Молодая Гвардия
 

Рот на замке
Е. И. ДЕМИНА, бывшая узница Равенсбрюка


Вырвалось из уст то, что было со мной все прожитые годы, было обычным состоянием души, вынесшей и пережившей не только испытания роковой военной поры, но и последующих лет. Рассказать о себе устно, обычными словами — и то бывает нелегко, а с пером в руке и вовсе становишься беспомощной, тем более что в «героини времени» я не подхожу, ничего героического мной не совершено. Просто была одной из десятков миллионов жертв противоборства двух непримиримых государственных систем кошмарного XX века...

Я даже не знаю, за что меня арестовали немцы и бросили в свои гестаповские застенки и за колючую проволоку концлагеря Равенсбрюк. 50 лет все возвращаюсь порой к этому «загадочному» вопросу — и не нахожу ясного для себя ответа... А после войны, по возвращении домой, в Великую Александровку Николаевской области,— в чем я была виновна перед своей социалистической родиной, встретившей меня с недоверием и подозрением, всяческими проверками, «фильтрацией», запретами даже на выезд куда-либо из отчего дома?..

Это ли не оскорбление и унижение человеческого достоинства и самого сокровенного, что было в сердце тех, кто в фашистских тюрьмах и концлагерях лелеял и, как мог, стремился осуществить единственную мечту о скорейшем возвращении на Родину!

Да, мы, ее граждане, не должны были возмущаться таким ее отчуждением по отношению к нам: ведь она, родина, освободила нас и — понимаем—сама понесла, всем народом, непомерные жертвы в освободительной войне. Но великая страна-победительница не проявила и самой малости великодушия и милосердия, если бы они вообще были уместны здесь, а скорее — внимания и сочувствия к своим без вины виноватым гражданам. Их душу не мог не жечь вопрос: по чьей вине они оказались жертвами гитлеризма?.. Чтобы потом стать изгоями у себя на родине.

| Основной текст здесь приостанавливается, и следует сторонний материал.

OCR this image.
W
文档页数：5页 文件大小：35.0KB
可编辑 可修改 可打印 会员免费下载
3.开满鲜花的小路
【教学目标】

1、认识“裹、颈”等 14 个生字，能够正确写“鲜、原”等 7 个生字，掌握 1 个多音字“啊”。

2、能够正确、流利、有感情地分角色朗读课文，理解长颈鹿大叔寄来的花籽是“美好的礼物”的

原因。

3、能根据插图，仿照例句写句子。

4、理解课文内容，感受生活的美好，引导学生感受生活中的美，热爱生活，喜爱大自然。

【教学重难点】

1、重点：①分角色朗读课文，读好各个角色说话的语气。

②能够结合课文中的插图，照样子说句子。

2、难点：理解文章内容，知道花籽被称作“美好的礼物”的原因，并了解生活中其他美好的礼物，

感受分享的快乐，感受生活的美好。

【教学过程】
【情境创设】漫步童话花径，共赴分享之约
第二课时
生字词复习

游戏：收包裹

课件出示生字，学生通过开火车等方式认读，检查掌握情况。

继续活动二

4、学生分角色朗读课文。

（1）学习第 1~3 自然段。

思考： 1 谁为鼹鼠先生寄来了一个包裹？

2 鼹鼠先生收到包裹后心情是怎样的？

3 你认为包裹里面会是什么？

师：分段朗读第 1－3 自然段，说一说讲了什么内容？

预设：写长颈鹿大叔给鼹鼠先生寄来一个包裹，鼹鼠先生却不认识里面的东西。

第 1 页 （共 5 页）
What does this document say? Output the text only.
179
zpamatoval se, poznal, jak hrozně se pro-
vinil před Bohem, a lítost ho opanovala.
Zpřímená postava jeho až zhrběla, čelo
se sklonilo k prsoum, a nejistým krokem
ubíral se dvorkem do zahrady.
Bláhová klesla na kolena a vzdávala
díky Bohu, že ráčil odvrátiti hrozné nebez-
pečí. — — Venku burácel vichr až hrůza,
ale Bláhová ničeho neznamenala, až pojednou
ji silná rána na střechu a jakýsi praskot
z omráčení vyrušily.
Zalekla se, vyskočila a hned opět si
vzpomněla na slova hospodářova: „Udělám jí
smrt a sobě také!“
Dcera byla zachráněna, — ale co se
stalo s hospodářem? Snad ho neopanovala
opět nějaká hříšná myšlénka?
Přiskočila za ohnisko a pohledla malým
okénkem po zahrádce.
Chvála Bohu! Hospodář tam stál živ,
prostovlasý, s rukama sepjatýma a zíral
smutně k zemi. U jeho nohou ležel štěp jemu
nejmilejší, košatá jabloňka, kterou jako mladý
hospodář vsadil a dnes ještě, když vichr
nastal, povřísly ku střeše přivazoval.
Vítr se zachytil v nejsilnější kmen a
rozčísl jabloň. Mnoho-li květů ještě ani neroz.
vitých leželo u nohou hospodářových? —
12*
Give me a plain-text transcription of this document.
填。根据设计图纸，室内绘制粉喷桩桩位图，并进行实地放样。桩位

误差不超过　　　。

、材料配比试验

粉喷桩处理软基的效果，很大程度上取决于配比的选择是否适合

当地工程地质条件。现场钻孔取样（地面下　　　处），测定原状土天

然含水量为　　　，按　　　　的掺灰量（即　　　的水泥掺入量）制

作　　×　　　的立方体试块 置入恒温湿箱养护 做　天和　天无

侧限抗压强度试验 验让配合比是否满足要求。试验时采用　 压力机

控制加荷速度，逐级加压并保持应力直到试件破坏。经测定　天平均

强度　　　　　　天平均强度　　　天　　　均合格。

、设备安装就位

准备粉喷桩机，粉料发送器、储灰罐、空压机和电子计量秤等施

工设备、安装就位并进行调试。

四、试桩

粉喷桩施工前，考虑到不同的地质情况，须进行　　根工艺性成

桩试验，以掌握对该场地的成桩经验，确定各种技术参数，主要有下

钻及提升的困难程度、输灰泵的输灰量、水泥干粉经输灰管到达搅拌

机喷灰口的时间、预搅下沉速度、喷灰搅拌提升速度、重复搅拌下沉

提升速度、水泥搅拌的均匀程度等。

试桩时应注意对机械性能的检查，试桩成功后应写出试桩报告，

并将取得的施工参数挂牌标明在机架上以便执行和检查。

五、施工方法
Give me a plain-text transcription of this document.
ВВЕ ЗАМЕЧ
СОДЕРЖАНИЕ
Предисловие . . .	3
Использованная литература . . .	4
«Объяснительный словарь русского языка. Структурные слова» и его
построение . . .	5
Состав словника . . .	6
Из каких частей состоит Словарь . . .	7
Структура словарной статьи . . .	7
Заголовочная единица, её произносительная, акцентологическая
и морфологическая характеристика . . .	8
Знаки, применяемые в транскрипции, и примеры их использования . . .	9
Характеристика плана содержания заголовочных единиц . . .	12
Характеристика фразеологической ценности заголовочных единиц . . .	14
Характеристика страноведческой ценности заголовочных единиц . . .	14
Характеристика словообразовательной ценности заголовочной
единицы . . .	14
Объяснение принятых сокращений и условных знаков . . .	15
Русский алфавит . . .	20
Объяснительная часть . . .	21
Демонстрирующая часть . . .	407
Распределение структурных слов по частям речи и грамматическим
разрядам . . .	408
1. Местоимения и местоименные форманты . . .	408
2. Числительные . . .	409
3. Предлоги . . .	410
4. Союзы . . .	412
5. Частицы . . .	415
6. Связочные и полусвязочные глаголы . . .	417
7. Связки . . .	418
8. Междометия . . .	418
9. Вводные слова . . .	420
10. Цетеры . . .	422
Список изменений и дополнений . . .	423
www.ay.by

После освобождения 7 мая 1945 г. Советской Армией из концлагеря в городе Гёнтине, филиала Равенсбрюка, я много месяцев проработала в СПП-2 (Советский пересыльный пункт) при 5-й армии во Франкфурте-на-Одере. Со мной, молодой девушкой, познакомился будущий мой муж — это было как подарок судьбы после всего пережитого... Отправление на родину, разлука, испытание временем... Я получаю от него приглашение приехать к нему в Москву—было от чего не только потерять голову... Перед войной я два года училась в Одессе в техникуме; город европейского стиля, но Москва—несбыточная мечта для сельской барышни... На велосипеде, окрыленная, я примчалась на железнодорожную станцию за билетом... Трудно представить, какой же слежке я подвергалась у себя на родине: мою розовую мечту разом оборвал невесть откуда взявшийся грузовик, уже поджидавший меня. Велосипед мой бросают в кузов, пихают меня средь бела дня в кабину и, как преступницу, доставляют в райотдел милиции, препровождают в следственную часть...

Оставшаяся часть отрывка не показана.